There is a current shortage of suitable donors for organ transplantation, therefore alternative treatments for end-stage disease are being explored. One recent development in the field of thoracic surgery is lung volume reduction. This involves excising areas of lung in emphysematous patients with often surprising degrees of subjective and objective improvement. It is unsure whether this procedure restores the mechanics of breathing by altering the chest wall dimensions or improves respiratory function by minimising ventilation—perfusion mismatching.

The diaphragm

The diaphragm is the fibromuscular structure separating the thorax from the abdomen (Fig. 47.34). There are two well-recognised congenital sites where abdominal viscera can herniate into the chest. Traumatic rupture of the diaphragm may also lead to herniation. Congenital hernia tend to be apparent shortly after birth, with over 80 per cent presenting on the left side (Fig. 47.35). There is respiratory distress, apparent dextrocardia, a scaphoid abdomen and radiological appearances of bowel in the hemithorax. Treatment involves urgent nasogastric suction (to prevent distension of the bowel and further compression of the lung) and general resuscitation before surgical repair. Hernias manifesting later in life present with vague dyspeptic symptoms or a feeling of fullness in the chest.
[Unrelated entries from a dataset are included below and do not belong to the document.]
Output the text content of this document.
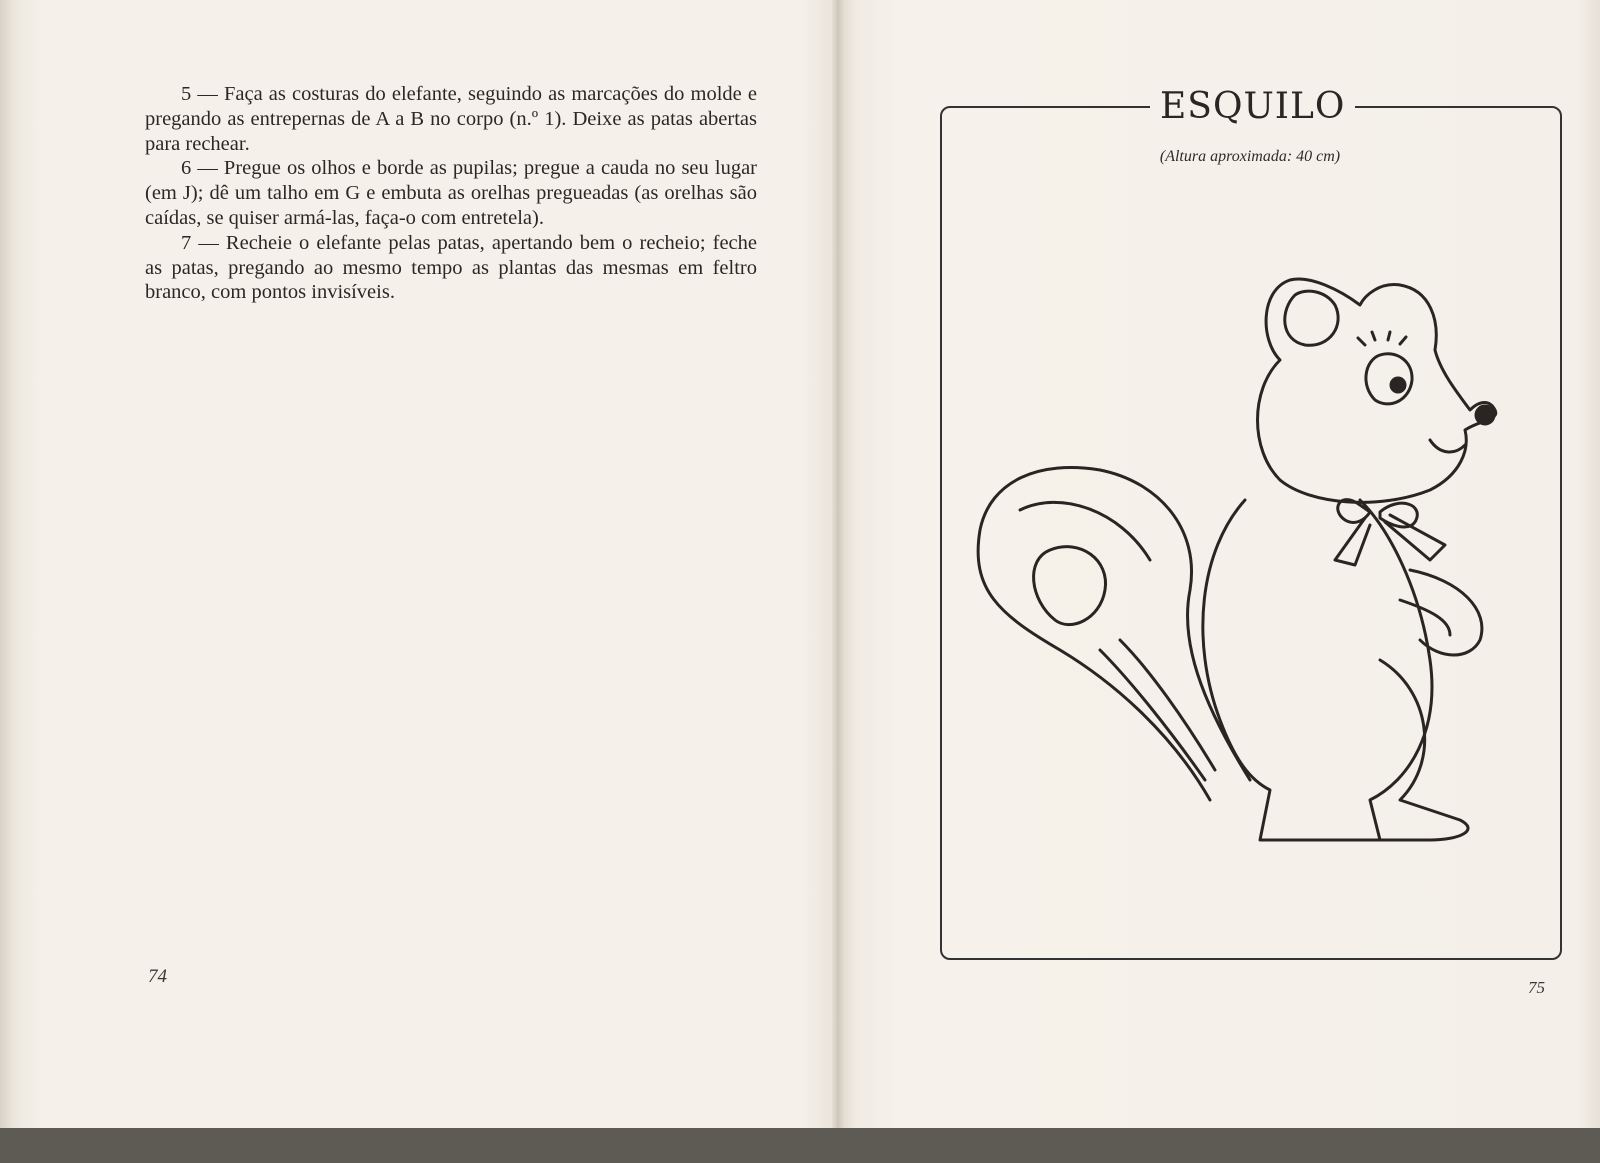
5 — Faça as costuras do elefante, seguindo as marcações do molde e pregando as entrepernas de A a B no corpo (n.º 1). Deixe as patas abertas para rechear.

6 — Pregue os olhos e borde as pupilas; pregue a cauda no seu lugar (em J); dê um talho em G e embuta as orelhas pregueadas (as orelhas são caídas, se quiser armá-las, faça-o com entretela).

7 — Recheie o elefante pelas patas, apertando bem o recheio; feche as patas, pregando ao mesmo tempo as plantas das mesmas em feltro branco, com pontos invisíveis.

74
ESQUILO
(Altura aproximada: 40 cm)
75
Repair is advised and is undertaken through a left upper transverse abdominal approach or by thoracotomy through the seventh intercostal space with nonabsorbable sutures to repair the defect once the hernia has been reduced.

Oesophageal hiatus hernia is a common problem and is dealt with in Chapter 50.

Hernia through the foramen of Morgagni

This is an anteriorly placed hernia with the defect between the sternal and costal attachments of the diaphragm. The most commonly involved viscus is the transverse colon.

  Hernia through the foramen of Bochdalek

This is really the persistence of the pleuroperitoneal canal and the opening is in the dome of the diaphragm posteriorly. It is the most common diaphragmatic hernia in children and presents with severe respiratory distress. There is a classic triad of respiratory distress, apparent dextrocardia and a scaphoid abdomen.

Eventration of the diaphragm

This is an abnormally elevated position of one or both hemi­diaphragms from paralysis or atrophy of the muscle fibres. There may be some spontaneous improvement if the condi­tion occurs in the perinatal period but long-standing cases with paradoxical respiration may benefit from operation.

The aim of surgery is to fix the diaphragm in inspiration so that paradoxical movement and mediastinal shift are mini­mised. This is achieved by plication of the redundant diaphragm, raking care not to damage the branches of the phrenic nerve.